- Arbury Hills, Illinois Arbury Hills, Illinois
- Coordinates: 41°32′08″N 87°50′51″W﻿ / ﻿41.53556°N 87.84750°W
- Country: United States
- State: Illinois
- County: Will

Area
- • Total: 0.18 sq mi (0.46 km^{2})
- • Land: 0.18 sq mi (0.46 km^{2})
- • Water: 0 sq mi (0.00 km^{2})
- Elevation: 722 ft (220 m)

Population (2020)
- • Total: 1,132
- • Density: 6,314.1/sq mi (2,437.88/km^{2})
- Time zone: UTC-6 (Central (CST))
- • Summer (DST): UTC-5 (CDT)
- Area codes: 815 & 779
- FIPS code: 17-01803
- GNIS feature ID: 403587

= Arbury Hills, Illinois =

Arbury Hills is an unincorporated community and census designated place (CDP) in Will County, Illinois, United States. As of the 2020 census, Arbury Hills had a population of 1,132.
==Demographics==

Arbury Hills first appeared as a census designated place in the 2020 U.S. census.

Historical population
| Census | Pop. | Note | %± |
| 2020 | 1,132 |  | — |
U.S. Decennial Census

===2020 census===
As of the 2020 census, Arbury Hills had a population of 1,132. The median age was 38.4 years. 22.2% of residents were under the age of 18 and 12.8% of residents were 65 years of age or older. For every 100 females there were 100.4 males, and for every 100 females age 18 and over there were 98.0 males age 18 and over.

100.0% of residents lived in urban areas, while 0.0% lived in rural areas.

There were 401 households in Arbury Hills, of which 32.9% had children under the age of 18 living in them.

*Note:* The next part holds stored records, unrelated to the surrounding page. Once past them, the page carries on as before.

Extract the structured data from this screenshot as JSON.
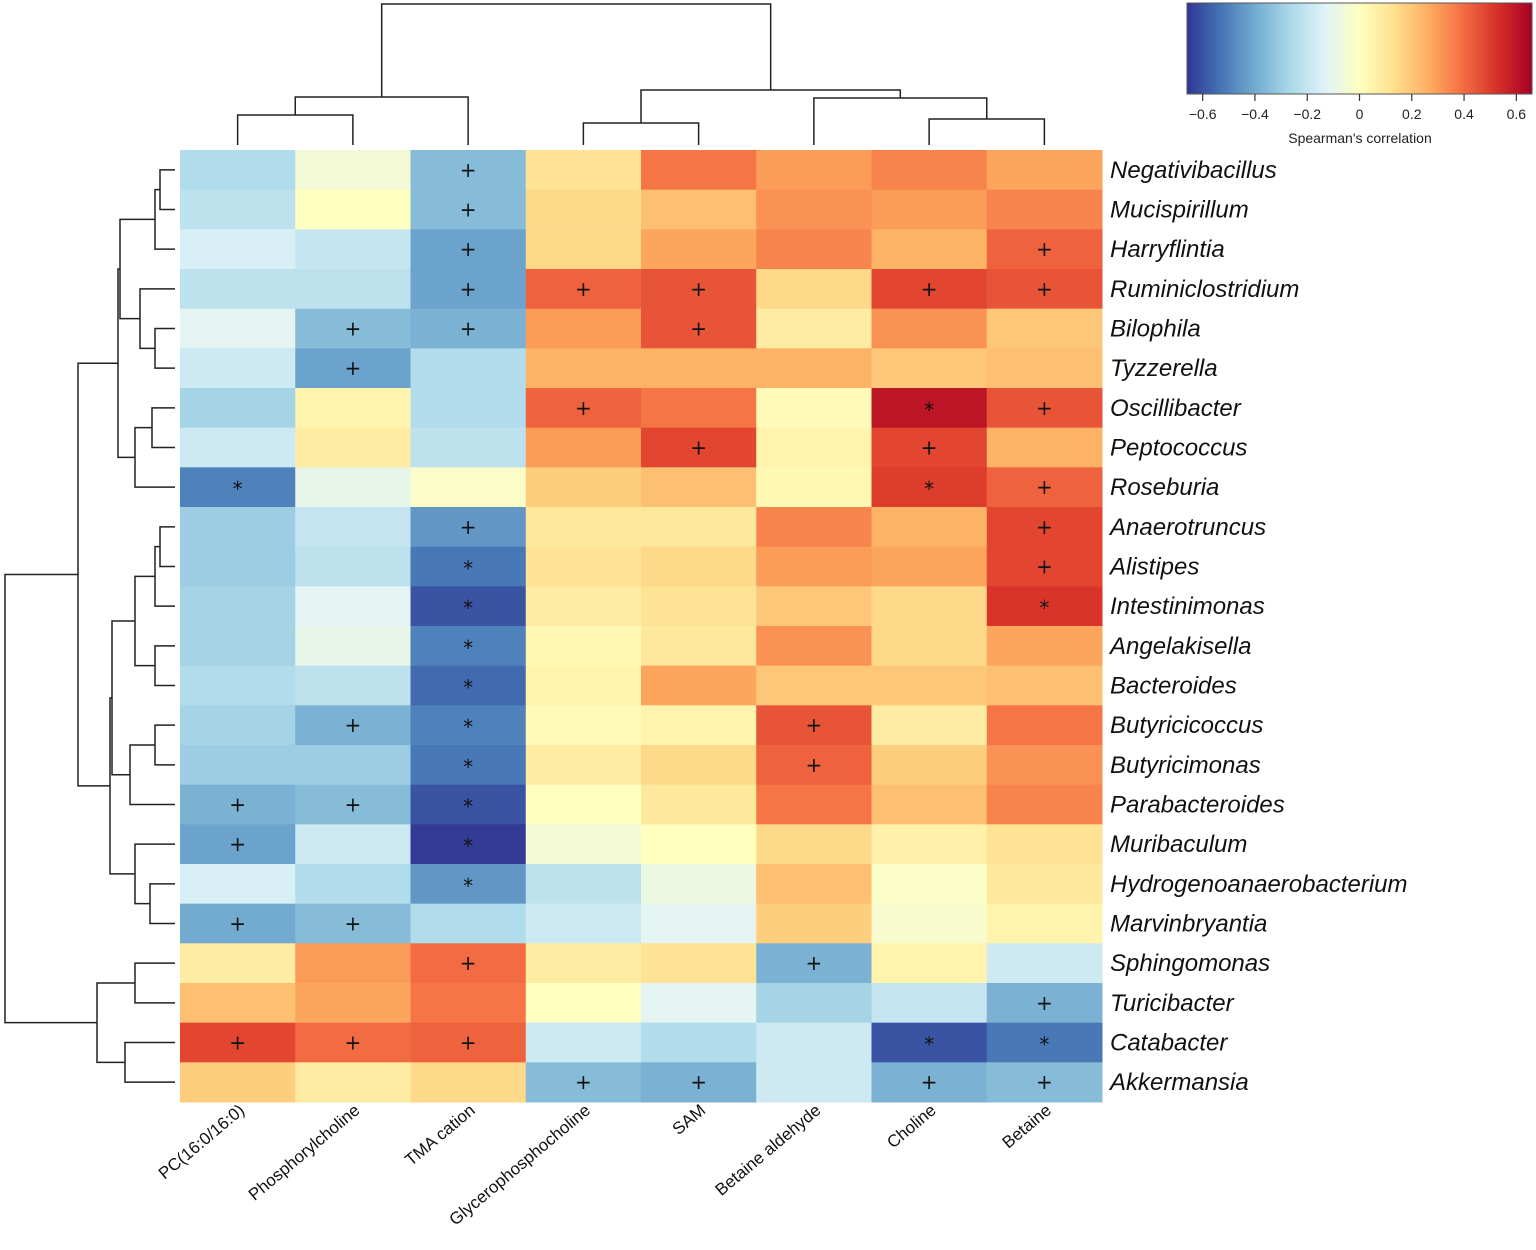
{
  "chart_data": {
    "type": "heatmap",
    "title": "",
    "columns": [
      "PC(16:0/16:0)",
      "Phosphorylcholine",
      "TMA cation",
      "Glycerophosphocholine",
      "SAM",
      "Betaine aldehyde",
      "Choline",
      "Betaine"
    ],
    "rows": [
      "Negativibacillus",
      "Mucispirillum",
      "Harryflintia",
      "Ruminiclostridium",
      "Bilophila",
      "Tyzzerella",
      "Oscillibacter",
      "Peptococcus",
      "Roseburia",
      "Anaerotruncus",
      "Alistipes",
      "Intestinimonas",
      "Angelakisella",
      "Bacteroides",
      "Butyricicoccus",
      "Butyricimonas",
      "Parabacteroides",
      "Muribaculum",
      "Hydrogenoanaerobacterium",
      "Marvinbryantia",
      "Sphingomonas",
      "Turicibacter",
      "Catabacter",
      "Akkermansia"
    ],
    "values": [
      [
        -0.25,
        -0.05,
        -0.35,
        0.12,
        0.38,
        0.3,
        0.35,
        0.28
      ],
      [
        -0.22,
        0.0,
        -0.35,
        0.15,
        0.22,
        0.32,
        0.3,
        0.35
      ],
      [
        -0.15,
        -0.2,
        -0.42,
        0.15,
        0.28,
        0.35,
        0.25,
        0.42
      ],
      [
        -0.22,
        -0.22,
        -0.42,
        0.42,
        0.45,
        0.15,
        0.48,
        0.45
      ],
      [
        -0.12,
        -0.35,
        -0.38,
        0.3,
        0.45,
        0.08,
        0.32,
        0.2
      ],
      [
        -0.18,
        -0.42,
        -0.25,
        0.25,
        0.25,
        0.25,
        0.2,
        0.22
      ],
      [
        -0.28,
        0.05,
        -0.25,
        0.42,
        0.38,
        0.02,
        0.6,
        0.45
      ],
      [
        -0.18,
        0.08,
        -0.22,
        0.3,
        0.48,
        0.05,
        0.48,
        0.25
      ],
      [
        -0.5,
        -0.1,
        -0.02,
        0.18,
        0.22,
        0.03,
        0.5,
        0.42
      ],
      [
        -0.3,
        -0.2,
        -0.45,
        0.1,
        0.1,
        0.35,
        0.25,
        0.48
      ],
      [
        -0.3,
        -0.22,
        -0.52,
        0.12,
        0.15,
        0.3,
        0.28,
        0.48
      ],
      [
        -0.28,
        -0.12,
        -0.6,
        0.08,
        0.12,
        0.2,
        0.15,
        0.52
      ],
      [
        -0.28,
        -0.1,
        -0.5,
        0.03,
        0.1,
        0.32,
        0.15,
        0.28
      ],
      [
        -0.25,
        -0.22,
        -0.55,
        0.05,
        0.28,
        0.2,
        0.2,
        0.22
      ],
      [
        -0.28,
        -0.38,
        -0.5,
        0.02,
        0.05,
        0.45,
        0.08,
        0.38
      ],
      [
        -0.3,
        -0.3,
        -0.52,
        0.08,
        0.15,
        0.42,
        0.18,
        0.32
      ],
      [
        -0.38,
        -0.35,
        -0.6,
        0.0,
        0.1,
        0.38,
        0.22,
        0.35
      ],
      [
        -0.42,
        -0.18,
        -0.65,
        -0.05,
        0.0,
        0.15,
        0.06,
        0.12
      ],
      [
        -0.15,
        -0.25,
        -0.45,
        -0.22,
        -0.08,
        0.22,
        -0.02,
        0.1
      ],
      [
        -0.4,
        -0.35,
        -0.25,
        -0.18,
        -0.12,
        0.18,
        -0.03,
        0.05
      ],
      [
        0.08,
        0.3,
        0.4,
        0.08,
        0.12,
        -0.38,
        0.05,
        -0.18
      ],
      [
        0.22,
        0.28,
        0.38,
        0.0,
        -0.12,
        -0.28,
        -0.2,
        -0.38
      ],
      [
        0.48,
        0.4,
        0.42,
        -0.18,
        -0.25,
        -0.18,
        -0.6,
        -0.52
      ],
      [
        0.18,
        0.08,
        0.15,
        -0.35,
        -0.38,
        -0.18,
        -0.38,
        -0.35
      ]
    ],
    "significance": [
      [
        "",
        "",
        "+",
        "",
        "",
        "",
        "",
        ""
      ],
      [
        "",
        "",
        "+",
        "",
        "",
        "",
        "",
        ""
      ],
      [
        "",
        "",
        "+",
        "",
        "",
        "",
        "",
        "+"
      ],
      [
        "",
        "",
        "+",
        "+",
        "+",
        "",
        "+",
        "+"
      ],
      [
        "",
        "+",
        "+",
        "",
        "+",
        "",
        "",
        ""
      ],
      [
        "",
        "+",
        "",
        "",
        "",
        "",
        "",
        ""
      ],
      [
        "",
        "",
        "",
        "+",
        "",
        "",
        "*",
        "+"
      ],
      [
        "",
        "",
        "",
        "",
        "+",
        "",
        "+",
        ""
      ],
      [
        "*",
        "",
        "",
        "",
        "",
        "",
        "*",
        "+"
      ],
      [
        "",
        "",
        "+",
        "",
        "",
        "",
        "",
        "+"
      ],
      [
        "",
        "",
        "*",
        "",
        "",
        "",
        "",
        "+"
      ],
      [
        "",
        "",
        "*",
        "",
        "",
        "",
        "",
        "*"
      ],
      [
        "",
        "",
        "*",
        "",
        "",
        "",
        "",
        ""
      ],
      [
        "",
        "",
        "*",
        "",
        "",
        "",
        "",
        ""
      ],
      [
        "",
        "+",
        "*",
        "",
        "",
        "+",
        "",
        ""
      ],
      [
        "",
        "",
        "*",
        "",
        "",
        "+",
        "",
        ""
      ],
      [
        "+",
        "+",
        "*",
        "",
        "",
        "",
        "",
        ""
      ],
      [
        "+",
        "",
        "*",
        "",
        "",
        "",
        "",
        ""
      ],
      [
        "",
        "",
        "*",
        "",
        "",
        "",
        "",
        ""
      ],
      [
        "+",
        "+",
        "",
        "",
        "",
        "",
        "",
        ""
      ],
      [
        "",
        "",
        "+",
        "",
        "",
        "+",
        "",
        ""
      ],
      [
        "",
        "",
        "",
        "",
        "",
        "",
        "",
        "+"
      ],
      [
        "+",
        "+",
        "+",
        "",
        "",
        "",
        "*",
        "*"
      ],
      [
        "",
        "",
        "",
        "+",
        "+",
        "",
        "+",
        "+"
      ]
    ],
    "colorbar": {
      "label": "Spearman's correlation",
      "ticks": [
        "−0.6",
        "−0.4",
        "−0.2",
        "0",
        "0.2",
        "0.4",
        "0.6"
      ],
      "range": [
        -0.66,
        0.66
      ],
      "colors": [
        "#313695",
        "#4575b4",
        "#74add1",
        "#abd9e9",
        "#e0f3f8",
        "#ffffbf",
        "#fee090",
        "#fdae61",
        "#f46d43",
        "#d73027",
        "#a50026"
      ]
    },
    "grid": false,
    "legend": "top-right"
  }
}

Of all households, 54.4% were married-couple households, 14.5% were households with a male householder and no spouse or partner present, and 21.2% were households with a female householder and no spouse or partner present. About 18.7% of all households were made up of individuals and 6.5% had someone living alone who was 65 years of age or older.

There were 421 housing units, of which 4.8% were vacant. The homeowner vacancy rate was 2.2% and the rental vacancy rate was 2.5%.

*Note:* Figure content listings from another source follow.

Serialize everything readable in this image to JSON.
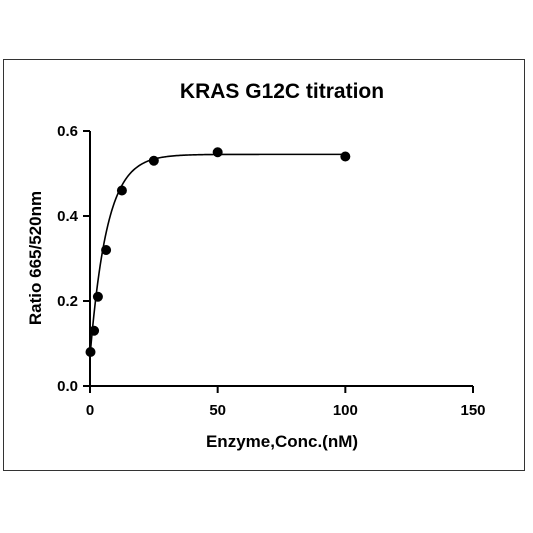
{
  "chart_data": {
    "type": "scatter",
    "title": "KRAS G12C titration",
    "xlabel": "Enzyme,Conc.(nM)",
    "ylabel": "Ratio 665/520nm",
    "xlim": [
      0,
      150
    ],
    "ylim": [
      0,
      0.6
    ],
    "xticks": [
      0,
      50,
      100,
      150
    ],
    "yticks": [
      0.0,
      0.2,
      0.4,
      0.6
    ],
    "xtick_labels": [
      "0",
      "50",
      "100",
      "150"
    ],
    "ytick_labels": [
      "0.0",
      "0.2",
      "0.4",
      "0.6"
    ],
    "grid": false,
    "legend": "none",
    "series": [
      {
        "x": [
          0.2,
          1.6,
          3.1,
          6.3,
          12.5,
          25,
          50,
          100
        ],
        "y": [
          0.08,
          0.13,
          0.21,
          0.32,
          0.46,
          0.53,
          0.55,
          0.54
        ]
      }
    ],
    "fit": {
      "model": "one-phase association",
      "plateau": 0.545,
      "y0": 0.07,
      "k": 0.15,
      "x_range": [
        0,
        100
      ]
    },
    "colors": {
      "points": "#000000",
      "line": "#000000"
    }
  }
}
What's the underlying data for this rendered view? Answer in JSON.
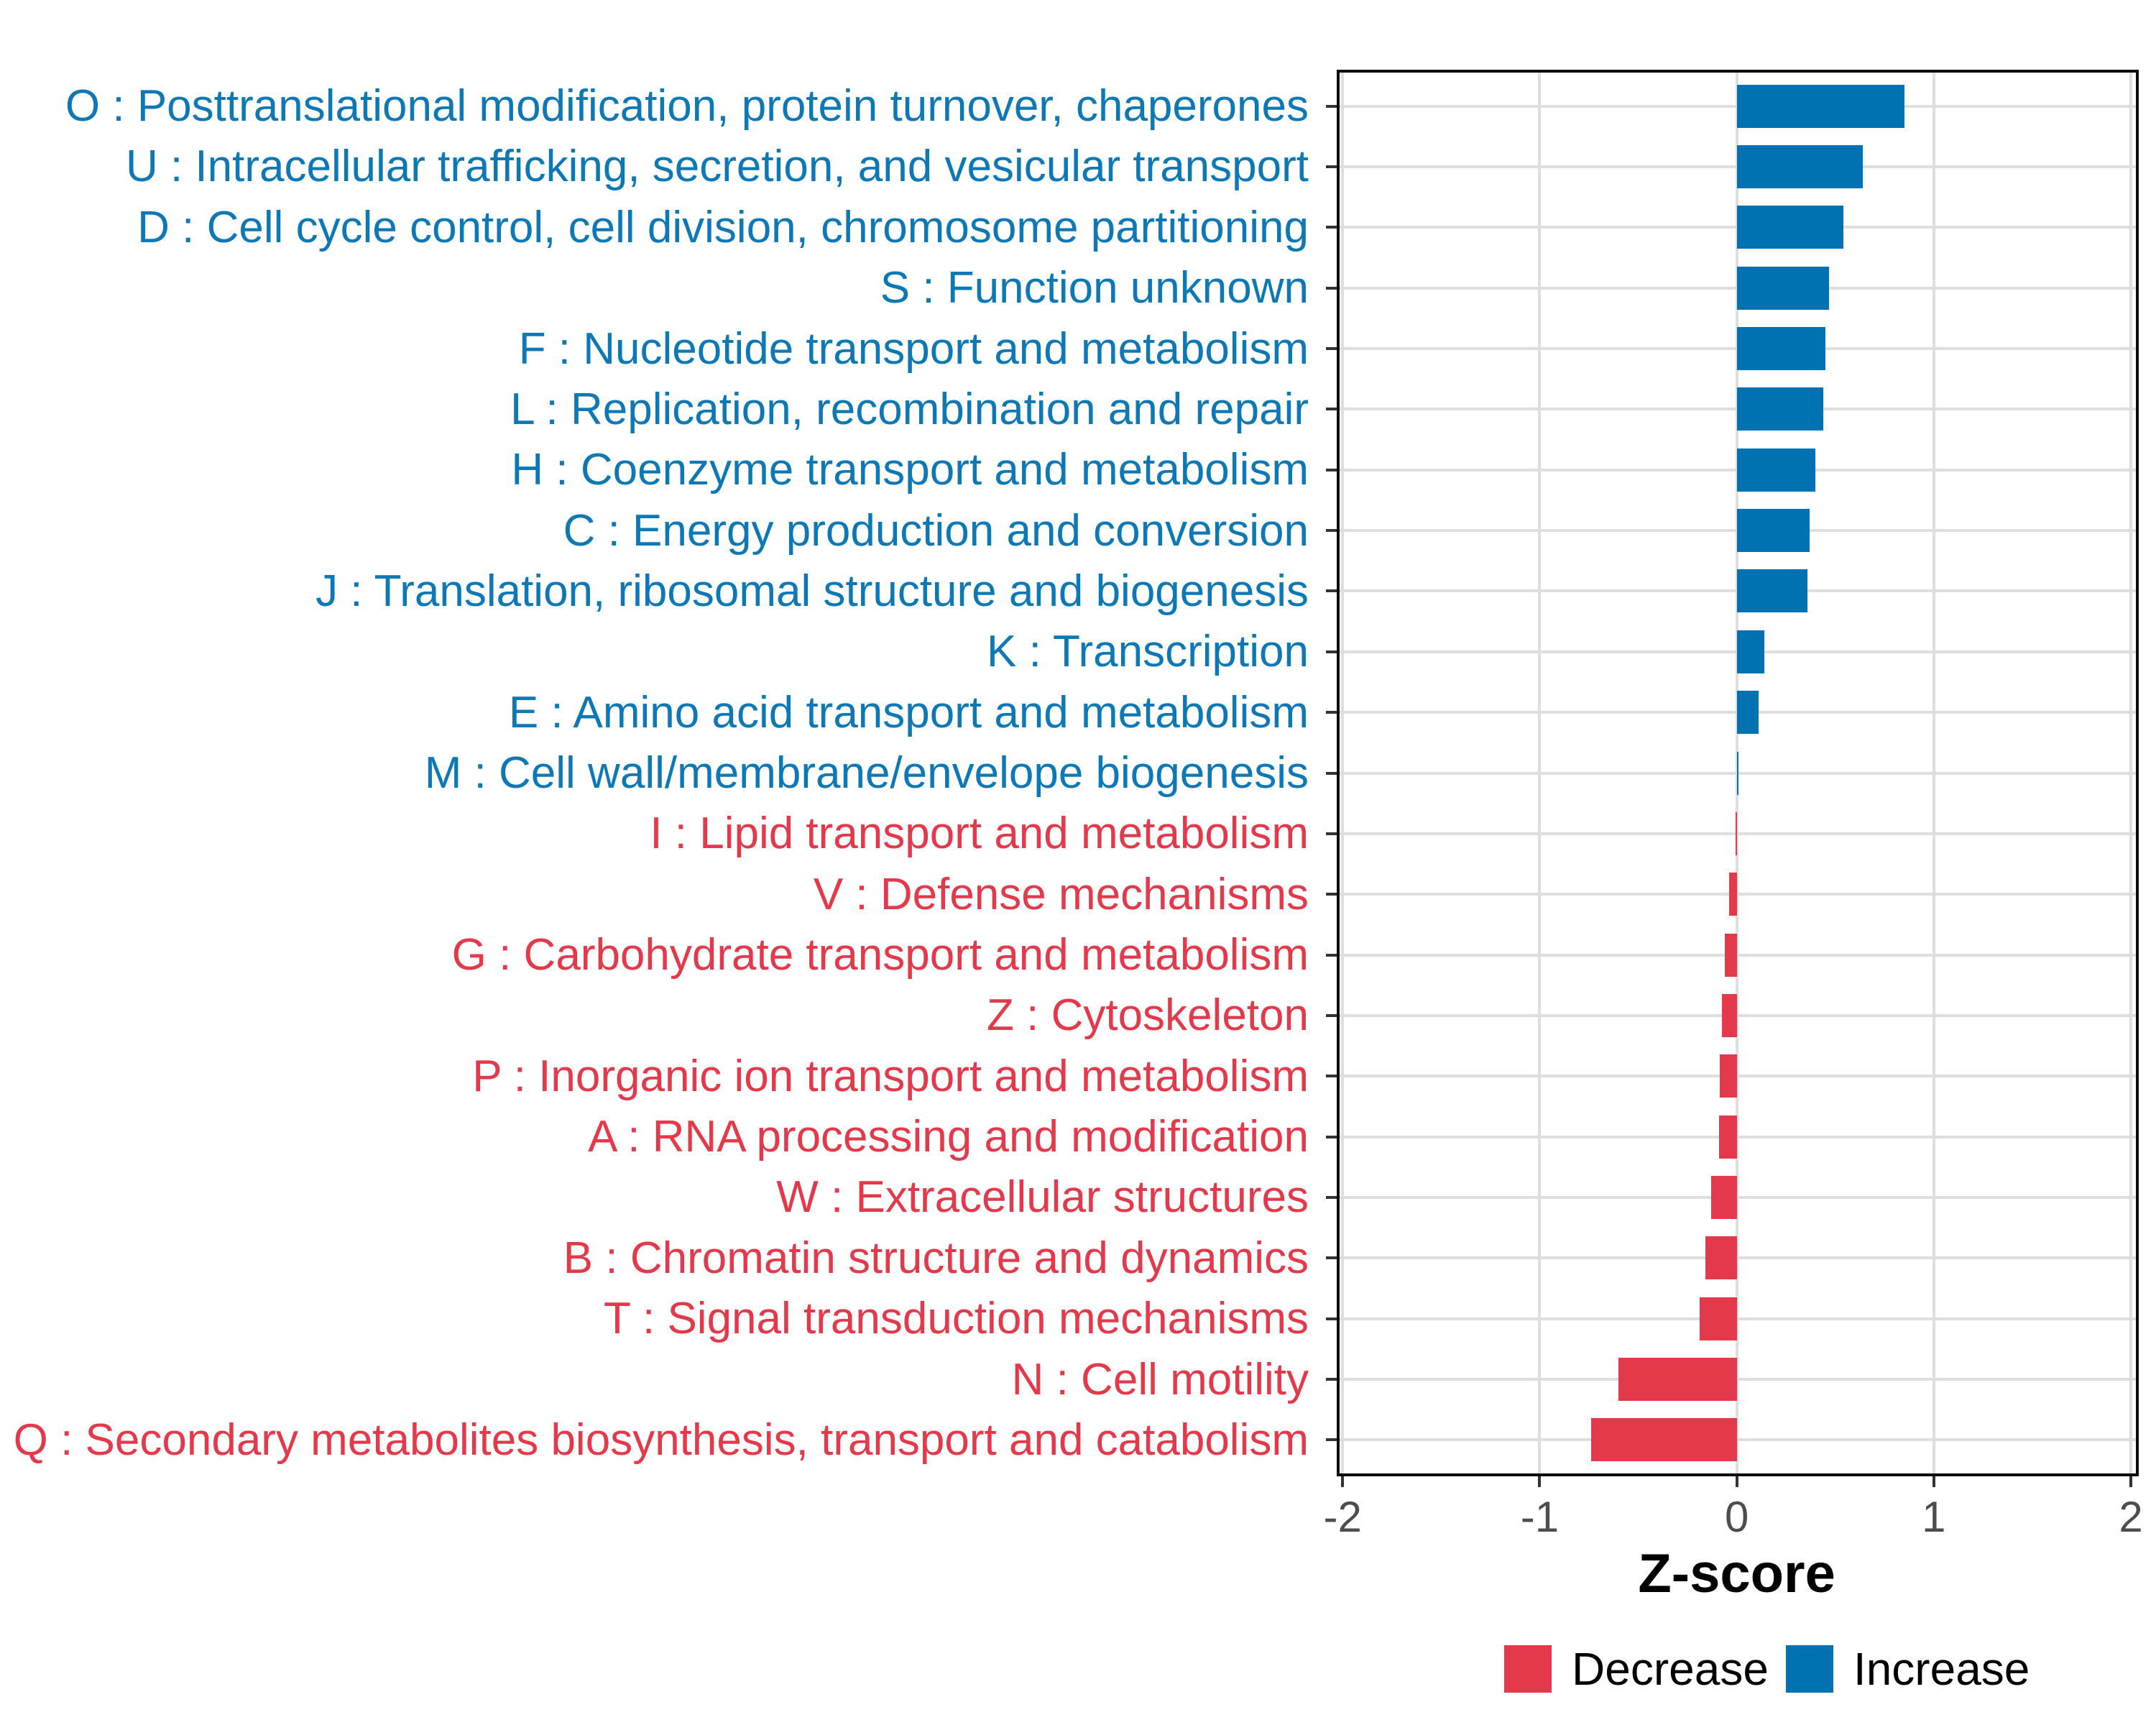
{
  "figure": {
    "background": "#ffffff"
  },
  "colors": {
    "increase": "#0072b2",
    "decrease": "#e4394a",
    "grid": "#dedede",
    "panel_border": "#0b0b0b",
    "tick": "#333333",
    "axis_tick_text": "#4d4d4d",
    "axis_title_text": "#000000"
  },
  "legend": {
    "items": [
      {
        "label": "Decrease",
        "direction": "decrease"
      },
      {
        "label": "Increase",
        "direction": "increase"
      }
    ]
  },
  "chart_data": {
    "type": "bar",
    "orientation": "horizontal",
    "title": "",
    "xlabel": "Z-score",
    "ylabel": "",
    "xlim": [
      -2.03,
      2.04
    ],
    "x_ticks": [
      -2,
      -1,
      0,
      1,
      2
    ],
    "x_tick_labels": [
      "-2",
      "-1",
      "0",
      "1",
      "2"
    ],
    "grid": "major-only",
    "legend_position": "bottom-right",
    "legend_entries": [
      "Decrease",
      "Increase"
    ],
    "categories": [
      {
        "code": "O",
        "label": "O : Posttranslational modification, protein turnover, chaperones",
        "value": 0.85,
        "direction": "increase"
      },
      {
        "code": "U",
        "label": "U : Intracellular trafficking, secretion, and vesicular transport",
        "value": 0.64,
        "direction": "increase"
      },
      {
        "code": "D",
        "label": "D : Cell cycle control, cell division, chromosome partitioning",
        "value": 0.54,
        "direction": "increase"
      },
      {
        "code": "S",
        "label": "S : Function unknown",
        "value": 0.47,
        "direction": "increase"
      },
      {
        "code": "F",
        "label": "F : Nucleotide transport and metabolism",
        "value": 0.45,
        "direction": "increase"
      },
      {
        "code": "L",
        "label": "L : Replication, recombination and repair",
        "value": 0.44,
        "direction": "increase"
      },
      {
        "code": "H",
        "label": "H : Coenzyme transport and metabolism",
        "value": 0.4,
        "direction": "increase"
      },
      {
        "code": "C",
        "label": "C : Energy production and conversion",
        "value": 0.37,
        "direction": "increase"
      },
      {
        "code": "J",
        "label": "J : Translation, ribosomal structure and biogenesis",
        "value": 0.36,
        "direction": "increase"
      },
      {
        "code": "K",
        "label": "K : Transcription",
        "value": 0.14,
        "direction": "increase"
      },
      {
        "code": "E",
        "label": "E : Amino acid transport and metabolism",
        "value": 0.11,
        "direction": "increase"
      },
      {
        "code": "M",
        "label": "M : Cell wall/membrane/envelope biogenesis",
        "value": 0.005,
        "direction": "increase"
      },
      {
        "code": "I",
        "label": "I : Lipid transport and metabolism",
        "value": -0.005,
        "direction": "decrease"
      },
      {
        "code": "V",
        "label": "V : Defense mechanisms",
        "value": -0.04,
        "direction": "decrease"
      },
      {
        "code": "G",
        "label": "G : Carbohydrate transport and metabolism",
        "value": -0.06,
        "direction": "decrease"
      },
      {
        "code": "Z",
        "label": "Z : Cytoskeleton",
        "value": -0.075,
        "direction": "decrease"
      },
      {
        "code": "P",
        "label": "P : Inorganic ion transport and metabolism",
        "value": -0.085,
        "direction": "decrease"
      },
      {
        "code": "A",
        "label": "A : RNA processing and modification",
        "value": -0.09,
        "direction": "decrease"
      },
      {
        "code": "W",
        "label": "W : Extracellular structures",
        "value": -0.13,
        "direction": "decrease"
      },
      {
        "code": "B",
        "label": "B : Chromatin structure and dynamics",
        "value": -0.16,
        "direction": "decrease"
      },
      {
        "code": "T",
        "label": "T : Signal transduction mechanisms",
        "value": -0.19,
        "direction": "decrease"
      },
      {
        "code": "N",
        "label": "N : Cell motility",
        "value": -0.6,
        "direction": "decrease"
      },
      {
        "code": "Q",
        "label": "Q : Secondary metabolites biosynthesis, transport and catabolism",
        "value": -0.74,
        "direction": "decrease"
      }
    ]
  }
}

Arbury Hills CDP, Illinois – Racial and ethnic composition Note: the US Census treats Hispanic/Latino as an ethnic category. This table excludes Latinos from the racial categories and assigns them to a separate category. Hispanics/Latinos may be of any race.
| Race / Ethnicity (NH = Non-Hispanic) | Pop 2020 | % 2020 |
|---|---|---|
| White alone (NH) | 916 | 80.92% |
| Black or African American alone (NH) | 9 | 0.80% |
| Native American or Alaska Native alone (NH) | 4 | 0.35% |
| Asian alone (NH) | 16 | 1.41% |
| Native Hawaiian or Pacific Islander alone (NH) | 0 | 0.00% |
| Other race alone (NH) | 0 | 0.00% |
| Mixed race or Multiracial (NH) | 51 | 4.51% |
| Hispanic or Latino (any race) | 136 | 12.01% |
| Total | 1,132 | 100.00% |

==Education==
It is in the Summit Hill School District 161 and the Lincoln Way Community High School District 210.